2008年にニューヨークに行った時、宿泊したチェルシーホテルのすぐ近くに楽器店があったので、そこでちょっとギターの試奏をさせてもらったのだが、その時にふと弾いてみたのが「悪魔の呪文」のイントロで、すぐさま店員と客(アメリカ人ね)が数名寄ってきて「Focus!」と笑顔で僕に話しかけてきた。試奏をさせて欲しいと頼んだ時には面倒臭そうな顔をしていた店員が、そこからは急に親切になってこれも弾いてみろこれもオススメだと次々とギターを持ってきた。それで次々に店員が喜びそうなクラシックロックのフレーズを弾くと、ノリノリになって歌い出す始末。音楽って素晴らしいと思ったけれど、人間って現金なものだなとも感じた。ニューヨーク、行けるものならまた行ってみたいなぁ。5年くらいしたら行けるかなぁ。
あと「悪魔の呪文」があまりにも好きで、クレイジーケンバンドのステージで曲の一部を演奏したこともある。2012年のITALIAN GARDENツアーで、DVDにも収録されております。拙曲「マカロニ・イタリアン」の途中で引用する形で、ヨーデルの後のファルセットのハイトーンにも挑戦。上の上のA(ドレミファのラ)まで引っ張らなくてはならないのですが、この時は何とかやりおおせることが出来ました。今はもうそこまで引っ張れないかなぁ。今は引っ張ってEかF(ミかファ)までだなぁ。

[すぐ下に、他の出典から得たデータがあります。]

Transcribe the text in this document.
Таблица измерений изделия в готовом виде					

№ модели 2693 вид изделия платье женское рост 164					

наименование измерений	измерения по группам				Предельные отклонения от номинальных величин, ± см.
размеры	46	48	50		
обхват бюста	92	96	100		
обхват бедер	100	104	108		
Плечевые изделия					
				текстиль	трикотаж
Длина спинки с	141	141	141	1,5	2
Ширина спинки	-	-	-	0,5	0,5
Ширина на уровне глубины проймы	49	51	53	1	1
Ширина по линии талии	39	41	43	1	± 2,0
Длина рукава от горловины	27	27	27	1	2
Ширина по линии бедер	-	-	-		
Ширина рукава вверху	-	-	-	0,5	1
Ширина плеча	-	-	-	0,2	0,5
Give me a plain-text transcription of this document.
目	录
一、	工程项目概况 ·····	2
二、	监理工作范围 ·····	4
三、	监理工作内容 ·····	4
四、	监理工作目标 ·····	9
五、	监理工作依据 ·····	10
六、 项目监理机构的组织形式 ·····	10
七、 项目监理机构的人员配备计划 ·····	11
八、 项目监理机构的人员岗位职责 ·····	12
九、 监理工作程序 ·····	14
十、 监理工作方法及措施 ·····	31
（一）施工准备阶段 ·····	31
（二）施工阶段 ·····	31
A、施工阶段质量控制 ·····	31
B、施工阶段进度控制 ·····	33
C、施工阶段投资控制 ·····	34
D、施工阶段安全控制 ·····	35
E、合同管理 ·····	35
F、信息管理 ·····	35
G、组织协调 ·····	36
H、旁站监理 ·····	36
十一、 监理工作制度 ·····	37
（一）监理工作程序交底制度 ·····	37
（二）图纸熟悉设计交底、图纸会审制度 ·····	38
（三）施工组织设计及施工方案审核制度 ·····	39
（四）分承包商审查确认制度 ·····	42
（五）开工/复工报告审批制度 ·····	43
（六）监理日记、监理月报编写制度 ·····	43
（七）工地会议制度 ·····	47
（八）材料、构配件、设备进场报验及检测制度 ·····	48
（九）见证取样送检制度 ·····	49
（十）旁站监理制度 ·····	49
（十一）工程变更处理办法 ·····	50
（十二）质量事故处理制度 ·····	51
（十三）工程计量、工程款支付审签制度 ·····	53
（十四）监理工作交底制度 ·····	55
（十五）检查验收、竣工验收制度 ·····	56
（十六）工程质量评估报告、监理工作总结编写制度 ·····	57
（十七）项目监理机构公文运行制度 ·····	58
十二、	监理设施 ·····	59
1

うまくまとまらなかったけれど、長年自分の中でバラバラに存在していた「悪魔の呪文」に関することをイッキに書くことが叶った。もう「悪魔の呪文」のリリースから50年が経つ。この曲に出逢って、ここまで導かれて来た。シングル盤の最初のヨーデル(アルバムだと2回目)とハモンドオルガンの響きの向こうから心の中に直接光が照らされたように思ったファーストインパクトを今でも忘れない。そして生涯をかけてその光に手を伸ばし続けるだろう。届くかなぁ。届かないかもなぁ。